You can use the method of digestion of biopsy material in gastric juice with the study of sediment after centrifugation.
It is empirically established that the number of larvae up to 200 per 1 g of muscle tissue corresponds to a moderate intensity of invasion, up to 500 – intense, more than 500 – super-intense;
o in some cases, to confirm the diagnosis on day 9-11 of the disease, a biopsy is made from the patient’s trapezius, deltoid or calf muscles. Under local anesthesia, observing the rules of asepsis and antiseptics, a piece of muscle 0.5-1 x 2-3 cm in size is cut out, from which thin sections are prepared between the glasses of the compressorium for microscopy. Trichinoscopy is also used for post-mortem diagnosis.
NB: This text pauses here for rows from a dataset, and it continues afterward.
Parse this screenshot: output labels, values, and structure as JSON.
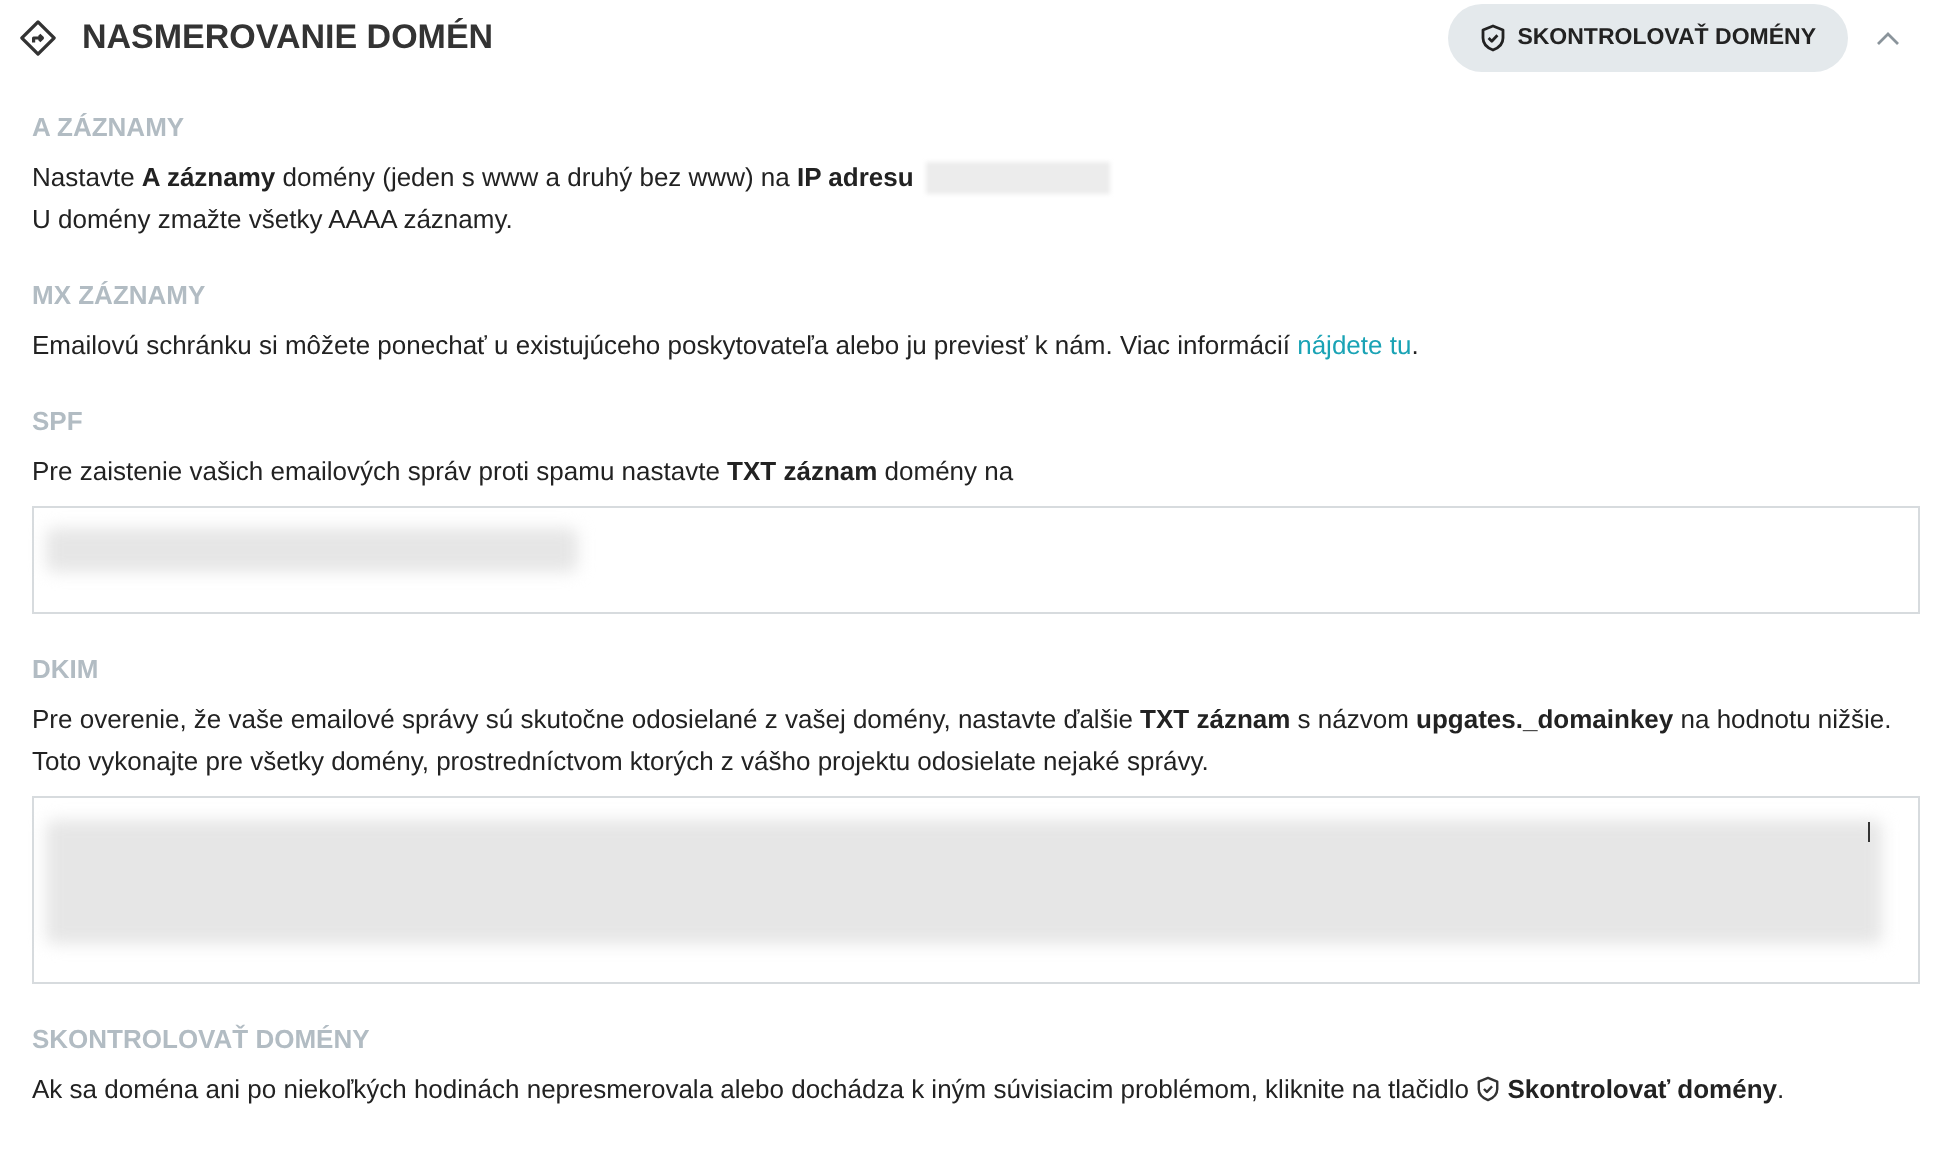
{
  "header": {
    "title": "NASMEROVANIE DOMÉN",
    "check_button": "SKONTROLOVAŤ DOMÉNY",
    "expanded": true
  },
  "sections": [
    {
      "kind": "note",
      "heading": "A ZÁZNAMY",
      "paragraphs": [
        {
          "kind": "redacted",
          "text": "Nastavte **A záznamy** domény (jeden s www a druhý bez www) na **IP adresu**"
        },
        {
          "kind": "plain",
          "text": "U domény zmažte všetky AAAA záznamy."
        }
      ]
    },
    {
      "kind": "note",
      "heading": "MX ZÁZNAMY",
      "paragraphs": [
        {
          "kind": "link",
          "text": "Emailovú schránku si môžete ponechať u existujúceho poskytovateľa alebo ju previesť k nám. Viac informácií",
          "link": "nájdete tu",
          "after": "."
        }
      ]
    },
    {
      "kind": "field",
      "heading": "SPF",
      "paragraphs": [
        {
          "kind": "plain",
          "text": "Pre zaistenie vašich emailových správ proti spamu nastavte **TXT záznam** domény na"
        }
      ]
    },
    {
      "kind": "widefield",
      "heading": "DKIM",
      "paragraphs": [
        {
          "kind": "plain",
          "text": "Pre overenie, že vaše emailové správy sú skutočne odosielané z vašej domény, nastavte ďalšie **TXT záznam** s názvom **upgates._domainkey** na hodnotu nižšie. Toto vykonajte pre všetky domény, prostredníctvom ktorých z vášho projektu odosielate nejaké správy."
        }
      ]
    },
    {
      "kind": "note",
      "heading": "SKONTROLOVAŤ DOMÉNY",
      "paragraphs": [
        {
          "kind": "reference",
          "text": "Ak sa doména ani po niekoľkých hodinách nepresmerovala alebo dochádza k iným súvisiacim problémom, kliknite na tlačidlo",
          "bold_text": "Skontrolovať domény",
          "after": "."
        }
      ]
    }
  ]
}
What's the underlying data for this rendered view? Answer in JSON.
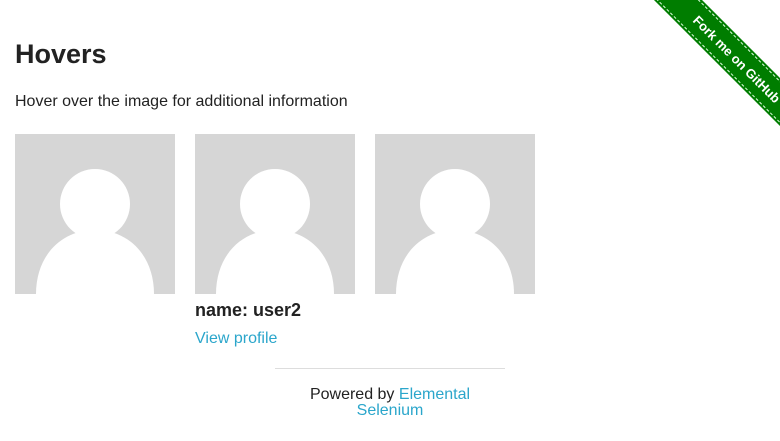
{
  "page": {
    "title": "Hovers",
    "intro": "Hover over the image for additional information"
  },
  "figures": [
    {
      "caption": {
        "name": "",
        "link": ""
      }
    },
    {
      "caption": {
        "name": "name: user2",
        "link": "View profile"
      }
    },
    {
      "caption": {
        "name": "",
        "link": ""
      }
    }
  ],
  "footer": {
    "prefix": "Powered by",
    "link": "Elemental Selenium"
  },
  "ribbon": {
    "label": "Fork me on GitHub"
  },
  "colors": {
    "link": "#2ba6cb",
    "ribbon": "#007d00",
    "avatar_bg": "#d6d6d6",
    "avatar_fg": "#ffffff"
  },
  "icons": {
    "avatar": "user-avatar-icon"
  }
}
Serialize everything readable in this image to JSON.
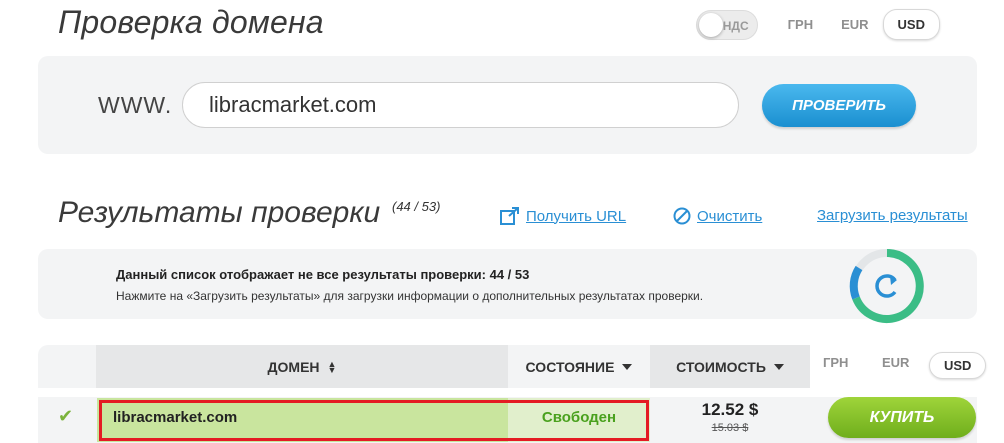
{
  "header": {
    "title": "Проверка домена",
    "vat_label": "НДС",
    "currencies": [
      "ГРН",
      "EUR",
      "USD"
    ],
    "active_currency": "USD"
  },
  "search": {
    "prefix": "WWW.",
    "value": "libracmarket.com",
    "button_label": "ПРОВЕРИТЬ"
  },
  "results": {
    "title": "Результаты проверки",
    "count": "(44 / 53)",
    "links": {
      "get_url": "Получить URL",
      "clear": "Очистить",
      "load": "Загрузить результаты"
    }
  },
  "notice": {
    "line1": "Данный список отображает не все результаты проверки: 44 / 53",
    "line2": "Нажмите на «Загрузить результаты» для загрузки информации о дополнительных результатах проверки."
  },
  "table": {
    "headers": {
      "domain": "ДОМЕН",
      "state": "СОСТОЯНИЕ",
      "cost": "СТОИМОСТЬ"
    },
    "currencies": [
      "ГРН",
      "EUR",
      "USD"
    ],
    "active_currency": "USD",
    "rows": [
      {
        "domain": "libracmarket.com",
        "state": "Свободен",
        "price": "12.52 $",
        "old_price": "15.03 $",
        "button_label": "КУПИТЬ"
      }
    ]
  },
  "colors": {
    "accent_blue": "#1a8fd0",
    "buy_green": "#6fae1c",
    "available_green": "#4aa11e",
    "highlight_red": "#e41b23"
  }
}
Immunological methods include:
- allergological techniques;
- serological methods.
Allergological diagnostic methods, with the exception of taking into account eosinophilia and an intradermal test, have not been developed and are not used in healthcare practice. The disadvantages of the intradermal test are its weak sensitivity and the possibility of additional sensitization of the patient’s body with the introduction of a trichinosis allergen.
Therefore, the methods of choice for the diagnosis of trichinosis are currently serological reactions with trichinosis diagnosticum.
In practice, a number of serological reactions are used: RSK (complement binding reaction), RCP (ring precipitation), RNGA (indirect hemagglutination), ELISA (enzyme-linked immunosorbent assay), RFA (fluorescent antibodies).
RNGA and ELISA are the most effective diagnostic methods, providing the detection of 80-91% of those infected, with specificity – 92-97%.
The simultaneous use of two reactions is recommended – RNGA and ELISA for greater verification of the result with the obligatory repetition of them (paired sera) after 2-3 weeks, taking into account the increase in antibody titer.
In the absence of specific anthelmintics in cases of mild to moderate severity, a complex of pathogenetic and symptomatic agents is prescribed. In cases of severe course, hormones are additionally prescribed. It must be remembered that with intensive invasion, treatment with glucocorticoid hormones is unsafe!